Here is the step-by-step algorithm to solve this problem:

1. Sort the array arr: Sorting arranges all elements in ascending order, making it easy to remove the smallest and largest values.
2. Remove the smallest and largest k elements: After sorting, the first k elements are the smallest, and the last k are the largest. We can exclude these by slicing the array from index k to len(arr) - k.
3. Calculate the mean: Sum the remaining elements and divide by their count to get the mean as a floating-point number.

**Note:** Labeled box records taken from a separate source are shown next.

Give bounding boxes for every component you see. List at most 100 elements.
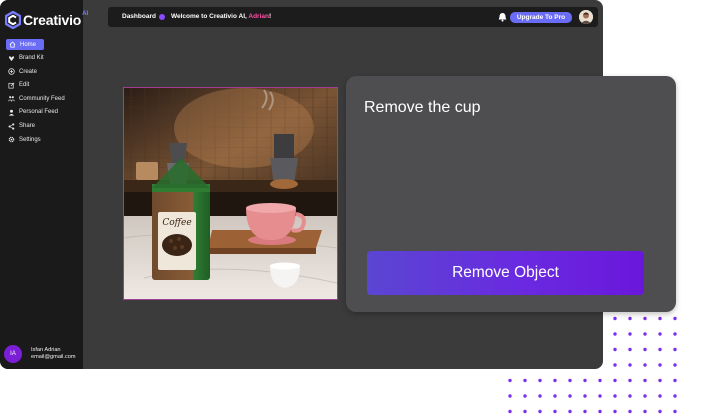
- brand-name: Creativio: [23, 12, 82, 28]
- community-icon: [8, 96, 15, 103]
- sidebar: Creativio AI Home Brand Kit Create Edit: [0, 0, 88, 369]
- decorative-dot: [568, 394, 572, 398]
- decorative-dot: [643, 409, 647, 414]
- decorative-dot: [628, 316, 632, 321]
- sidebar-item-label: Personal Feed: [19, 109, 59, 116]
- decorative-dot: [538, 378, 542, 383]
- coffee-scene-image: Coffee: [124, 88, 337, 299]
- sidebar-item-share[interactable]: Share: [6, 121, 80, 132]
- home-icon: [9, 41, 16, 48]
- decorative-dot: [523, 394, 527, 398]
- decorative-dot: [613, 332, 617, 336]
- sidebar-item-label: Settings: [19, 136, 41, 143]
- user-name: Isfan Adrian: [31, 347, 61, 353]
- decorative-dot: [508, 394, 512, 398]
- decorative-dot: [658, 316, 662, 321]
- creativio-logo-icon: [5, 11, 21, 29]
- decorative-dot: [673, 332, 677, 336]
- decorative-dot: [568, 378, 572, 383]
- edited-image[interactable]: Coffee: [123, 87, 338, 300]
- decorative-dot: [613, 409, 617, 414]
- edit-prompt-text[interactable]: Remove the cup: [364, 99, 481, 117]
- decorative-dot: [643, 316, 647, 321]
- sidebar-item-settings[interactable]: Settings: [6, 134, 80, 145]
- sidebar-item-label: Edit: [19, 82, 30, 89]
- decorative-dot: [598, 394, 602, 398]
- decorative-dot: [643, 363, 647, 367]
- product-label-text: Coffee: [162, 218, 191, 228]
- gear-icon: [8, 136, 15, 143]
- user-email: email@gmail.com: [31, 354, 76, 360]
- breadcrumb-status-dot: [158, 13, 165, 20]
- sidebar-item-community-feed[interactable]: Community Feed: [6, 93, 80, 104]
- top-bar: Dashboard Welcome to Creativio AI, Adria…: [108, 7, 598, 27]
- welcome-suffix: !: [268, 13, 272, 20]
- sidebar-item-brand-kit[interactable]: Brand Kit: [6, 53, 80, 64]
- decorative-dot: [613, 394, 617, 398]
- decorative-dot: [583, 378, 587, 383]
- sidebar-item-create[interactable]: Create: [6, 66, 80, 77]
- edit-prompt-panel: Remove the cup Remove Object: [346, 76, 676, 312]
- remove-object-button[interactable]: Remove Object: [367, 251, 644, 295]
- decorative-dot: [658, 347, 662, 352]
- sidebar-item-label: Home: [20, 41, 37, 48]
- sidebar-item-personal-feed[interactable]: Personal Feed: [6, 107, 80, 118]
- decorative-dot: [628, 409, 632, 414]
- decorative-dot: [553, 378, 557, 383]
- sidebar-item-home[interactable]: Home: [6, 39, 44, 50]
- decorative-dot: [628, 332, 632, 336]
- decorative-dot: [538, 409, 542, 414]
- user-icon: [8, 109, 15, 116]
- decorative-dot: [583, 394, 587, 398]
- breadcrumb: Dashboard Welcome to Creativio AI, Adria…: [122, 13, 271, 20]
- decorative-dot: [658, 409, 662, 414]
- sidebar-item-label: Brand Kit: [19, 55, 44, 62]
- decorative-dot: [613, 363, 617, 367]
- decorative-dot: [673, 409, 677, 414]
- decorative-dot: [523, 409, 527, 414]
- avatar: IA: [4, 345, 22, 363]
- app-logo[interactable]: Creativio AI: [5, 11, 88, 29]
- decorative-dot: [658, 332, 662, 336]
- decorative-dot: [628, 363, 632, 367]
- decorative-dot: [643, 378, 647, 383]
- user-photo-icon: [579, 10, 593, 24]
- decorative-dot: [643, 394, 647, 398]
- decorative-dot: [658, 394, 662, 398]
- decorative-dot: [568, 409, 572, 414]
- share-icon: [8, 122, 15, 130]
- decorative-dot: [673, 378, 677, 383]
- top-avatar[interactable]: [579, 10, 593, 24]
- decorative-dot: [643, 347, 647, 352]
- decorative-dot: [673, 347, 677, 352]
- user-info: Isfan Adrian email@gmail.com: [31, 347, 76, 361]
- decorative-dot: [628, 347, 632, 352]
- user-profile[interactable]: IA Isfan Adrian email@gmail.com: [4, 345, 76, 363]
- decorative-dot: [538, 394, 542, 398]
- notification-bell-icon[interactable]: [498, 12, 507, 22]
- decorative-dot: [628, 378, 632, 383]
- decorative-dot: [553, 409, 557, 414]
- decorative-dot: [508, 378, 512, 383]
- decorative-dot: [643, 332, 647, 336]
- decorative-dot: [628, 394, 632, 398]
- decorative-dot: [613, 316, 617, 321]
- breadcrumb-dashboard[interactable]: Dashboard: [122, 13, 156, 20]
- decorative-dot: [553, 394, 557, 398]
- edit-icon: [8, 82, 15, 89]
- decorative-dot: [658, 378, 662, 383]
- sidebar-item-label: Share: [19, 123, 36, 130]
- decorative-dot: [613, 378, 617, 383]
- decorative-dot: [658, 363, 662, 367]
- decorative-dot: [598, 378, 602, 383]
- welcome-prefix: Welcome to Creativio AI,: [170, 13, 249, 20]
- decorative-dot: [673, 363, 677, 367]
- decorative-dot: [673, 316, 677, 321]
- decorative-dot: [523, 378, 527, 383]
- decorative-dot: [598, 409, 602, 414]
- brand-kit-icon: [8, 55, 15, 61]
- plus-circle-icon: [8, 68, 15, 75]
- upgrade-to-pro-button[interactable]: Upgrade To Pro: [510, 12, 572, 23]
- sidebar-item-edit[interactable]: Edit: [6, 80, 80, 91]
- welcome-message: Welcome to Creativio AI, Adrian!: [171, 13, 271, 20]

This approach is simple and leverages built-in language features for sorting and slicing, making it both readable and efficient for the given constraints.

Example Walkthrough

Let's walk through an example:

• Input: arr = [6, 2, 7, 5, 1, 2, 0, 10, 3, 9], k = 2
• Step 1 (Sort): arr = [0, 1, 2, 2, 3, 5, 6, 7, 9, 10]
• Step 2 (Remove smallest and largest 2): Remove [0, 1] (smallest 2) and [9, 10] (largest 2). Remaining: [2, 2, 3, 5, 6, 7]
• Step 3 (Compute mean): Sum = 2 + 2 + 3 + 5 + 6 + 7 = 25. Count = 6. Mean = 25 / 6 ≈ 4.1667

The final answer is approximately 4.1667.

Time and Space Complexity

• Brute-force approach: If we searched for the k smallest and largest elements in O(n) time each, it would be O(kn), but that's unnecessary here.
• Optimized approach: Sorting the array is O(n log n). Slicing and summing the middle section is O(n). So overall, the time complexity is O(n log n).
• Space Complexity: Sorting may use O(n) extra space depending on the language implementation. Slicing creates a subarray, which is also O(n) in the worst case.

Summary

The key insight is to sort the array, remove the smallest and largest k elements, and average the rest. This approach is both intuitive and efficient for the problem constraints. Sorting simplifies the removal process, and slicing ensures we do not double-count or reuse elements. The solution is elegant due to its simplicity and directness.

Code Implementation

class Solution:
    def trimMean(self, arr: List[int], k: int) -> float:
        arr.sort()
        trimmed = arr[k:len(arr)-k]
        return sum(trimmed) / len(trimmed)
      

class Solution {
public:
    double trimMean(vector<int>& arr, int k) {
        sort(arr.begin(), arr.end());
        int n = arr.size();
        int sum = 0;
        for (int i = k; i < n - k; ++i) {
            sum += arr[i];
        }
        return (double)sum / (n - 2 * k);
    }
};
      

class Solution {
    public double trimMean(int[] arr, int k) {
        Arrays.sort(arr);
        int n = arr.length;
        int sum = 0;
        for (int i = k; i < n - k; i++) {
            sum += arr[i];
        }
        return (double) sum / (n - 2 * k);
    }
}
      

var trimMean = function(arr, k) {
    arr.sort((a, b) => a - b);
    let trimmed = arr.slice(k, arr.length - k);
    let sum = trimmed.reduce((a, b) => a + b, 0);
    return sum / trimmed.length;
};